Os palmaristas atacavam engenhos e faziam cativos que levavam para o quilombo. “Mas eram pessoas que se organizavam de forma autônoma para gestar sua própria forma de governo. E não há registro de alguém que tenha voltado para a escravidão das fazendas e dos engenhos. Não dá para dizer que era a mesma coisa. Não podemos nem mesmo usar o termo escravidão em relação a eles. Palmares era um local muito bélico, em guerra, uma condição de alerta constante”, diz o quadrinista.
Cumbe
Os gibis Cumbe (foto) e Encruzilhada abriram o mercado internacional ao autor (Imagem: Divulgação)
Na ficção dos quadrinhos de D’Salete, há uma tensão e uma estetização da violência que alcança dimensões épicas. A chegada do bandeirante Domingos Jorge Velho, com sua lógica animalesca, para combater os escravos, joga o conflito num abismo ético. Os articulistas faziam sua parte para circunscrever o ambiente político. O padre Antonio Vieira alertava para o perigo de se fazer acordo com os palmaristas.
Zumbi cresce como líder, numa construção que se assemelha ao mito de Virgulino Ferreira, o Lampião. Marcelo D’Salete considera que a chegada de Angola Janga coincide com um momento em que os quadrinhos brasileiros estão conquistando um espaço de afirmação.
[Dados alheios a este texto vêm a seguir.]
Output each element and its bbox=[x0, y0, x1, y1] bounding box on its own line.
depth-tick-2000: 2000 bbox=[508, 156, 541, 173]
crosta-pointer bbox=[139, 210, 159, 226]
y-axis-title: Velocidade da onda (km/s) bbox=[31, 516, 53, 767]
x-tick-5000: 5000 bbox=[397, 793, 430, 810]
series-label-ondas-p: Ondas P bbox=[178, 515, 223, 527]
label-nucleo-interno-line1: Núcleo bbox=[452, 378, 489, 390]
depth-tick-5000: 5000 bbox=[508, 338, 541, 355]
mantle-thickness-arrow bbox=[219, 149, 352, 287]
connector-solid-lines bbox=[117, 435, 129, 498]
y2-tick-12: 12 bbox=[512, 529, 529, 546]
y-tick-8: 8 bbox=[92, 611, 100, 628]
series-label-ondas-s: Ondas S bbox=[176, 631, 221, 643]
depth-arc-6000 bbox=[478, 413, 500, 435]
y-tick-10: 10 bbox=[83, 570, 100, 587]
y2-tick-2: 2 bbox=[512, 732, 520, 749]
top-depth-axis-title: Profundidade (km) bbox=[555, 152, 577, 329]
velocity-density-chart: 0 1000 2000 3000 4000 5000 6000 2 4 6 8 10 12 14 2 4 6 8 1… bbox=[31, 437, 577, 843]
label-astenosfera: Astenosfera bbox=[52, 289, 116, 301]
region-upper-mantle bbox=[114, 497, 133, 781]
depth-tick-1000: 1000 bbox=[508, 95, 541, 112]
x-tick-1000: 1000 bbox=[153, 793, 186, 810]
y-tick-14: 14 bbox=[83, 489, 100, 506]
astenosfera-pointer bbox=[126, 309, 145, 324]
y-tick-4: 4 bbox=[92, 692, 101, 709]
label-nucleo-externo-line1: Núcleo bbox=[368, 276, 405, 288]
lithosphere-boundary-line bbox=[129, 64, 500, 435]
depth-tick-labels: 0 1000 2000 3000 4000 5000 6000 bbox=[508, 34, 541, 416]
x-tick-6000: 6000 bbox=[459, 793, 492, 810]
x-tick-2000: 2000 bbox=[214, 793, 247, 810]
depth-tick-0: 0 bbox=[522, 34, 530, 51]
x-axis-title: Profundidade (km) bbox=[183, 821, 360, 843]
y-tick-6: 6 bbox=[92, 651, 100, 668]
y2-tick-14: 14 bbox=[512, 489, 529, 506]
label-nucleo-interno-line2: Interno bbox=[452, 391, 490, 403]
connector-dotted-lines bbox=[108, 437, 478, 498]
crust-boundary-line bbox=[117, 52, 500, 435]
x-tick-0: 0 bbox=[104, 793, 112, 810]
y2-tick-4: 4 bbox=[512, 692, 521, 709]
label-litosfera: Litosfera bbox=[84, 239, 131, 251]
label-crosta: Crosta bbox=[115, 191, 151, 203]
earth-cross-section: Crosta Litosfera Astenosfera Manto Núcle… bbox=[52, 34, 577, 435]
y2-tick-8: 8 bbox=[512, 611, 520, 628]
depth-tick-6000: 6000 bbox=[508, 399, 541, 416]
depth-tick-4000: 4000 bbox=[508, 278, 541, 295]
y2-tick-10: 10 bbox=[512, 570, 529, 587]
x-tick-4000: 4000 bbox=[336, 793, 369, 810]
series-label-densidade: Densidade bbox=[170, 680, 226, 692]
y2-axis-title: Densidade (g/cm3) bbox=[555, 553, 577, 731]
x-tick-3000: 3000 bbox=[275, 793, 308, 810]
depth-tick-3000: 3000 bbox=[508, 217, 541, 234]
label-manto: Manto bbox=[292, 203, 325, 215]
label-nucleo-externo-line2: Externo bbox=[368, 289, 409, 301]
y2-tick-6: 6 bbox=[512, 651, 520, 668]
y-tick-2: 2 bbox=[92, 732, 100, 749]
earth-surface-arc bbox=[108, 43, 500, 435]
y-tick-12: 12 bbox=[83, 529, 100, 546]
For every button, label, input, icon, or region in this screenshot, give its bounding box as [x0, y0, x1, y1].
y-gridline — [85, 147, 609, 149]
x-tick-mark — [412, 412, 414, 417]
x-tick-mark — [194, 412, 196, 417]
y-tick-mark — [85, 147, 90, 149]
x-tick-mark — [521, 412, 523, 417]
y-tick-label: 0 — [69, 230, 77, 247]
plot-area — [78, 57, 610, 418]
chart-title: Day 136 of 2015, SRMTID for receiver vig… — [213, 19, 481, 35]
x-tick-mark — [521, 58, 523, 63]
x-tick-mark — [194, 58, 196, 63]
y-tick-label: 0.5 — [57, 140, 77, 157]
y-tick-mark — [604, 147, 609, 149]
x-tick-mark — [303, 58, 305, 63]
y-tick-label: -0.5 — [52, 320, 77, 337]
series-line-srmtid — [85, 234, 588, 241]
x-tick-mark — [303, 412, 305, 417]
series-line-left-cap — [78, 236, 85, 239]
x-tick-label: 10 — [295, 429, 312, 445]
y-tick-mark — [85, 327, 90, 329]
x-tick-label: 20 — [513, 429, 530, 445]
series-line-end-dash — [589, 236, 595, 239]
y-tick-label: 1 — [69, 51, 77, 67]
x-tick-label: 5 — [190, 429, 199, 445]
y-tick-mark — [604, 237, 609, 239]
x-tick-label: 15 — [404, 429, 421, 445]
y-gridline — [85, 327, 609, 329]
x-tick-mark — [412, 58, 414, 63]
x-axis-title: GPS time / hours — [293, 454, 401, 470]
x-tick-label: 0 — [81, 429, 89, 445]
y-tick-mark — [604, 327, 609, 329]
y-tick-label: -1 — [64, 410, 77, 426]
“As HQs estão contando histórias de maior fôlego, artistas como Marcelo Quintanilha, Rafael Coutinho, André Diniz. São obras sobre o nosso País, sobre a nossa realidade, trabalhos que estão despertando interesse fora do Brasil.” Identificado com o ativismo, ele refuta a ideia de que seu enfoque seja principalmente a história do negro na vida brasileira.
“Meu foco é a história do Brasil como um todo. Mas, para entender o Brasil, você precisa entender a história do negro no Brasil”, afirma. Influenciado inicialmente pelo hip-hop de RZO, Racionais MC’s, pelo samba de Geraldo Filme, pela literatura de Luís Fulano de Tal (autor de A Noite dos Cristais), e mais recentemente pelo rap de Emicida e James Banto, o artista define assim seu foco: “Eu me interesso pela forma de pensar a cidade e as relações humanas a partir da periferia. Isso já existia em alguns sambas, mas o rap é mais incisivo. Por isso foi tão importante pra mim”.
D’Salete viu o desfile da escola de samba Paraíso do Tuiuti. É sempre cauteloso com as palavras. “No Carnaval, não é novidade. A escravidão apareceu muitas vezes. Mas o interessante é que (a Tuiuti) relacionou com o presente, como um troço tão forte ainda definindo as relações sociais hoje”, analisa. “Nesse sentido, foi interessante, mostrou como a escravidão traz sequelas abertas para grande parte da população.”